Джованна еще никогда не видела его таким красивым.
— И вдруг все стало просто… — повторила она его слова. Ее охватила безграничная радость, и она вновь почувствовала потребность оттянуть, задержать на минуту осознание того факта, что все, мучившее ее в последнее время, устранено. Еще полная удивления, она пробормотала: — И ты хочешь сказать, что все, все люди?…
— Да, Джованна. После тебя — все.
«Если опыт окажется удачным…» Но в ее сердце больше не было сомнений. «Парпария считает это возможным». Она вдруг почувствовала себя легкой и полной жизни, которая навсегда, член за членом, завоевывала ее тело. Ей показалось, что на ее языке появился какойто необычайный вкус, и она удивленно произнесла: «Вкус счастья…» Долго сдерживаемое, чтобы не сразу же, на месте проявить всю свою силу, счастье ее ошеломило. Сильная волна ударила в грудь и прервала дыхание. Она представила себе множество кораблей, которые несут людей в зоны излучения, чтобы подвергнуть странной благотворной операции — так же, как сейчас поезда везут их на пляжи Земли. Новое человечество, которое ничему не угрожало и несло все вперед.
— Поэтому ты обещал, что мои стихи будут жить вечно?
Оказывается, Витторио имел в виду не то, что он будет слушать их и тогда, когда она уже давно превратится в прах. И не только то, что она, быть может, не умрет. Уже тогда, в ту ночь, когда они встретились с биологом, он ясно видел «Проект Дж.». Но почему?
Почему именно она оказалась достойной того, чтобы поднять человечество на высшую ступень — ступень бессмертия? Чем заслужила она возможность преодолеть жребий всех поэтов, не знающих своих будущих читателей, а нередко — и судьбы своих произведений?
Сколько писателей воображало, что они воздвигли себе памятник! Гораций, Шекспир или Пушкин упоминаются в связи с этим лишь потому, что их памятники выстояли. Статуи других опрокинуты, погребены под землей. Но всех их вдохновляла та же вера.
— Почему? — спросила она вслух.
— Ты имеешь в виду название проекта? — спросил Витторио, не понимая. — «Дж.» — от Джованны. Джованна, почему ты плачешь?
— Я не плачу, — сказала Джованна.
Фотограф невидимого
Пожалуй, эта история никогда не увидела бы света, если бы в одно прекрасное утро один вконец отчаявшийся человечек не проснулся с мыслью, что он должен, во что бы то ни стало должен сделать совершенно необычную фотографию. По правде сказать, эта мысль была подсказана ему главным редактором журнала «Семана илюстрада»,[2] не преминувшим и на вчерашнем заседании подчеркнуть банальность снимков, которыми человечек неутомимо снабжал страницы журнала. Все взгляды устремились к нему, и он тщетно пытался спрятать свои усы за широкими плечами редактора спортивного отдела.

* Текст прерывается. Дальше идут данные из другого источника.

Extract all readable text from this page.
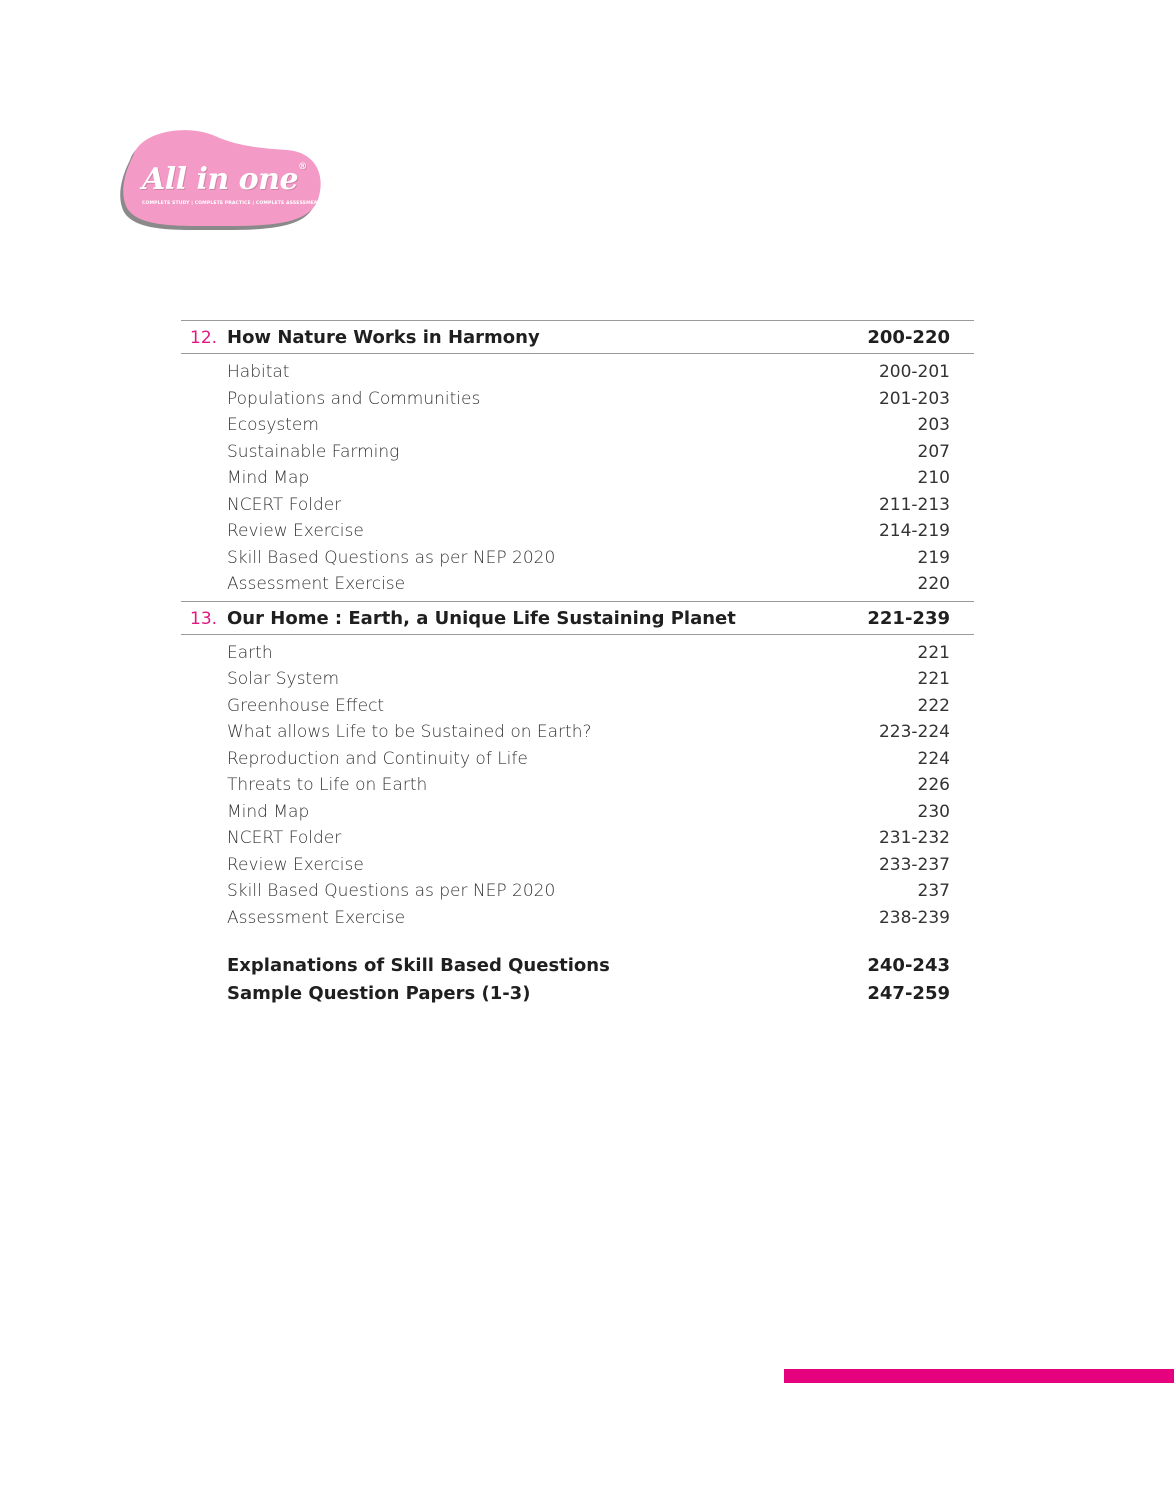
All in one®
COMPLETE STUDY | COMPLETE PRACTICE | COMPLETE ASSESSMENT
12. How Nature Works in Harmony	200-220
Habitat	200-201
Populations and Communities	201-203
Ecosystem	203
Sustainable Farming	207
Mind Map	210
NCERT Folder	211-213
Review Exercise	214-219
Skill Based Questions as per NEP 2020	219
Assessment Exercise	220
13. Our Home : Earth, a Unique Life Sustaining Planet	221-239
Earth	221
Solar System	221
Greenhouse Effect	222
What allows Life to be Sustained on Earth?	223-224
Reproduction and Continuity of Life	224
Threats to Life on Earth	226
Mind Map	230
NCERT Folder	231-232
Review Exercise	233-237
Skill Based Questions as per NEP 2020	237
Assessment Exercise	238-239
Explanations of Skill Based Questions	240-243
Sample Question Papers (1-3)	247-259
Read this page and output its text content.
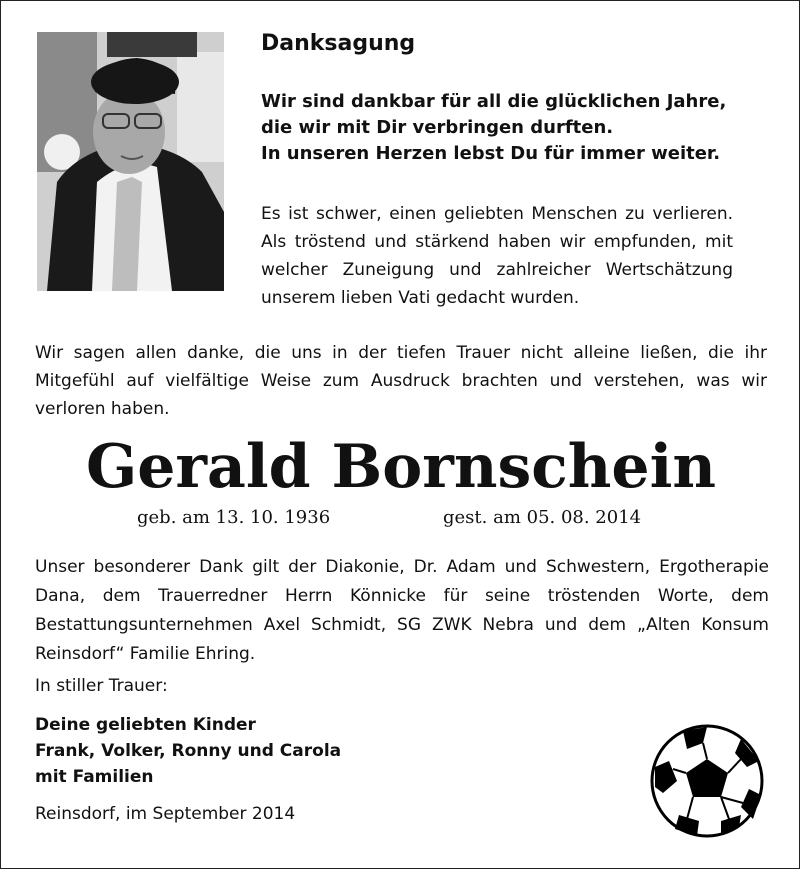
Danksagung

Wir sind dankbar für all die glücklichen Jahre,
die wir mit Dir verbringen durften.
In unseren Herzen lebst Du für immer weiter.

Es ist schwer, einen geliebten Menschen zu verlieren. Als tröstend und stärkend haben wir empfunden, mit welcher Zuneigung und zahlreicher Wertschätzung unserem lieben Vati gedacht wurden.

Wir sagen allen danke, die uns in der tiefen Trauer nicht alleine ließen, die ihr Mitgefühl auf vielfältige Weise zum Ausdruck brachten und verstehen, was wir verloren haben.

Gerald Bornschein

geb. am 13. 10. 1936	gest. am 05. 08. 2014

Unser besonderer Dank gilt der Diakonie, Dr. Adam und Schwestern, Ergotherapie Dana, dem Trauerredner Herrn Könnicke für seine tröstenden Worte, dem Bestattungsunternehmen Axel Schmidt, SG ZWK Nebra und dem „Alten Konsum Reinsdorf“ Familie Ehring.

In stiller Trauer:

Deine geliebten Kinder
Frank, Volker, Ronny und Carola
mit Familien

Reinsdorf, im September 2014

— Нечего прятаться, гордость нашей фотографии! — прошипел главный редактор. — Если вы и завтра не принесете с карнавала приличных фотографий…
В зале воцарилась многозначительная тишина, но фотограф не слышал продолжения страшного ультиматума: обхватив руками голову и упершись локтями в колени, он, казалось, погрузился в скорбное созерцание бездонной пропасти отчаяния, разверзавшейся прямо у ножек его стула. Заседание шло своим ходом, редакторы обменивались предложениями, просматривая содержание праздничного номера, а он думал о фотографиях, которые должен будет сделать завтра, и, как обычно, проклинал свое имя, уверенный, что все его несчастья проистекают из составляющих это имя слогов, раз и навсегда запечатлевших его судьбу.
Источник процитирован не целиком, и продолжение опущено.